Centres of excellence
Developing understanding and expertise around a series of codes on a particular computing platform enables the researchers at a HPC centre to share in the experience and knowledge gained. This sentiment is shared by the LNLL as it has chosen to setup a centre of excellence to aid in the development and porting of applications to sierra, which is based on the IBM Power architecture and Nvidia GPUs.
Supinski explained that the centre of excellence (COE) would be a key tool in exploiting these technologies to make the most of the next generation of HPC applications. ‘That’s a real key aspect of how we plan to support our applications on this system.

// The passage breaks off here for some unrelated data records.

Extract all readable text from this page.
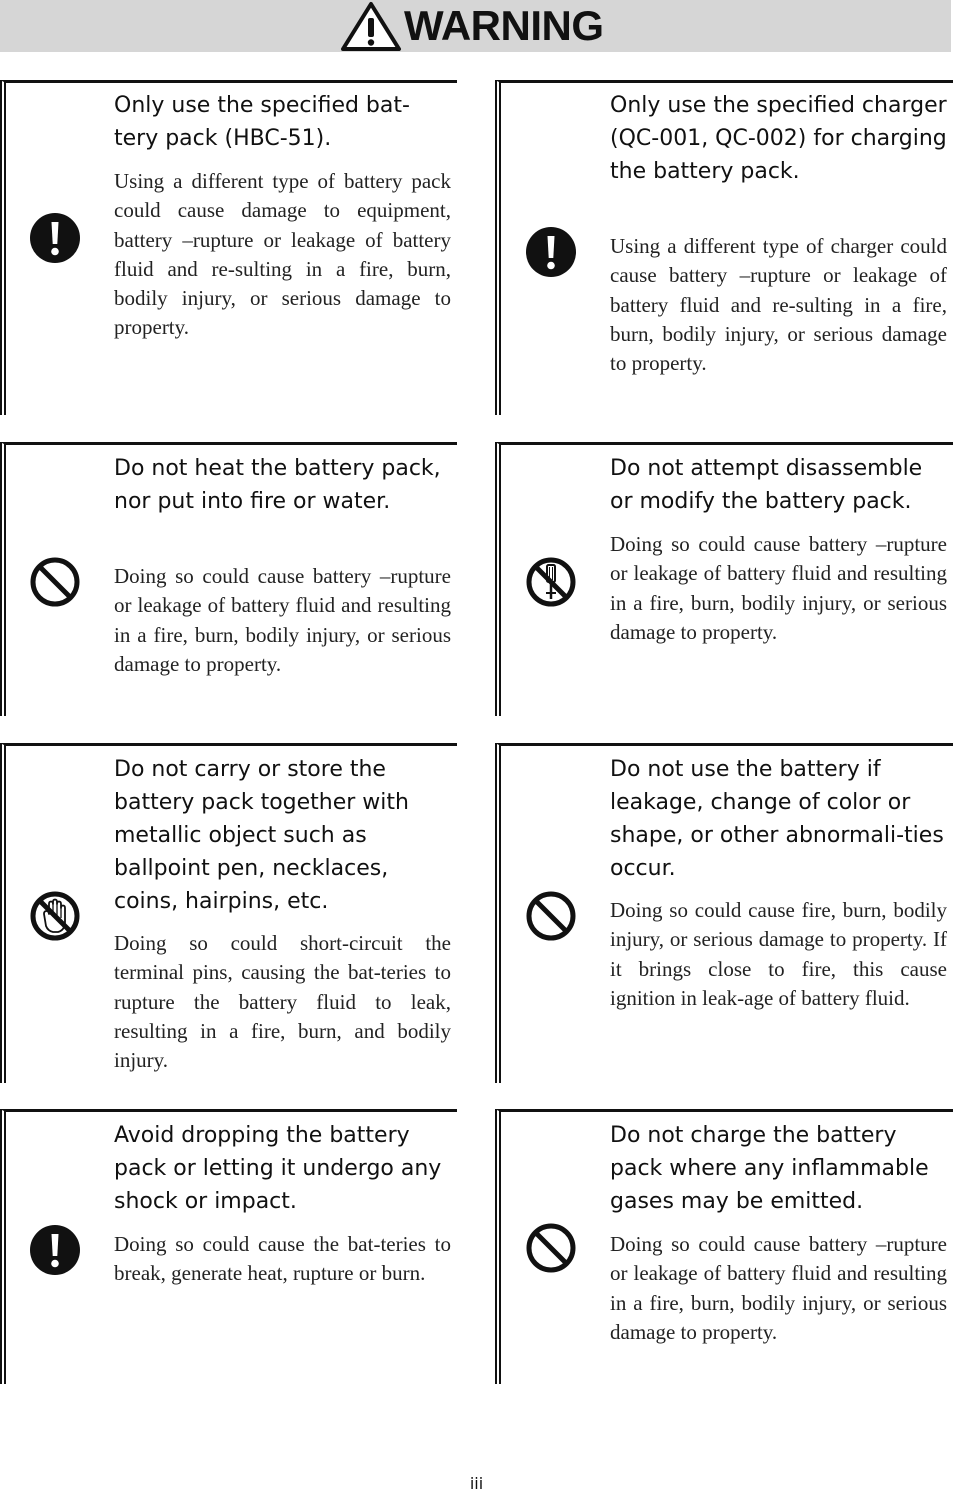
WARNING
Only use the specified bat-tery pack (HBC-51).

Using a different type of battery pack could cause damage to equipment, battery –rupture or leakage of battery fluid and re-sulting in a fire, burn, bodily injury, or serious damage to property.

Only use the specified charger (QC-001, QC-002) for charging the battery pack.

Using a different type of charger could cause battery –rupture or leakage of battery fluid and re-sulting in a fire, burn, bodily injury, or serious damage to property.

Do not heat the battery pack, nor put into fire or water.

Doing so could cause battery –rupture or leakage of battery fluid and resulting in a fire, burn, bodily injury, or serious damage to property.

Do not attempt disassemble or modify the battery pack.

Doing so could cause battery –rupture or leakage of battery fluid and resulting in a fire, burn, bodily injury, or serious damage to property.

Do not carry or store the battery pack together with metallic object such as ballpoint pen, necklaces, coins, hairpins, etc.

Doing so could short-circuit the terminal pins, causing the bat-teries to rupture the battery fluid to leak, resulting in a fire, burn, and bodily injury.

Do not use the battery if leakage, change of color or shape, or other abnormali-ties occur.

Doing so could cause fire, burn, bodily injury, or serious damage to property. If it brings close to fire, this cause ignition in leak-age of battery fluid.

Avoid dropping the battery pack or letting it undergo any shock or impact.

Doing so could cause the bat-teries to break, generate heat, rupture or burn.

Do not charge the battery pack where any inflammable gases may be emitted.

Doing so could cause battery –rupture or leakage of battery fluid and resulting in a fire, burn, bodily injury, or serious damage to property.

iii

This will involve a close working relationship between IBM and Nvidia staff, some of whom will be actually located at Livermore and Oak Ridge working directly with our application teams.’

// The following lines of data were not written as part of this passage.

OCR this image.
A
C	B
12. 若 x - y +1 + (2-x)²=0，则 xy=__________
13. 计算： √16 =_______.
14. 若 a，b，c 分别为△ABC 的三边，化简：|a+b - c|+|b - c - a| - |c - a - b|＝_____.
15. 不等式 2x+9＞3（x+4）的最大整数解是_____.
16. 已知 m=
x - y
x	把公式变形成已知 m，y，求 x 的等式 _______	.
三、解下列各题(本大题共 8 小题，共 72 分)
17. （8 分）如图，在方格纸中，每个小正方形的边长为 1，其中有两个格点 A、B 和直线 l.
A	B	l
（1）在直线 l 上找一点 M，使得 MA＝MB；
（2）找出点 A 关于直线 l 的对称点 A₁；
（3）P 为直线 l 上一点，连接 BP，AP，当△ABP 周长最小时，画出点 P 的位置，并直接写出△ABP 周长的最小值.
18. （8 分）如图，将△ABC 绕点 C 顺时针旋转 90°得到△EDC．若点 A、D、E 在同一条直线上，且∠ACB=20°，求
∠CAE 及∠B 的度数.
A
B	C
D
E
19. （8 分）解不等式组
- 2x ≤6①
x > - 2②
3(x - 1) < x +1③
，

The CORAL programme is a procurement process setup by the US DOE to provide 100+ petaflop machines to three US national laboratories; Argonne, LLNL and Oak Ridge. As these systems will be some of the largest in the world, they will provide a platform for software development in the US enabling researchers to scale code to levels not possible in the past.
IBM won two of the CORAL contracts, to provide Oak Ridge National Laboratory’s (ORNL’s) new system, ‘Summit’ and Lawrence Livermore National Laboratory’s (LLNL’s) new supercomputer, ‘Sierra’ while a combination of Intel and cray one the third bid for the system at Argonne National Laboratory ‘Aurora’.
Supinski said: ‘The way our RP was structured we said we will procure the three systems but we will need two different system architectures. So we decided to choose the two systems that could provide the best overall value for the DOE.’
Investing in multiple architectures gives the DOE’s National Laboratories the flexibility of two different supercomputing platforms as some applications will scale more effectively on GPUs for example will likely be better suited to the IBM system which makes use of Volta GPUs and NV Link.
However the decision to use GPUs has been made possible by features, such as device constructs, that will be added into the next generation of OpenMP 4.0. ‘This was key to LLNL’s decision to utilise the IBM system’ said Supinski. ‘Device constructs are a pretty straight forward way to mark your code and say “go run this over on the GPUs” which allows application developers to better parallelise their code’ he concluded.
A key requirement for the selection of these new systems for the DOE was portability of code because many of these applications are not only designed to run on one system. By developing APIs and software tools that can make the optimisation and porting process easier ultimately enables more science to be completed as resources can be utilised more efficiently.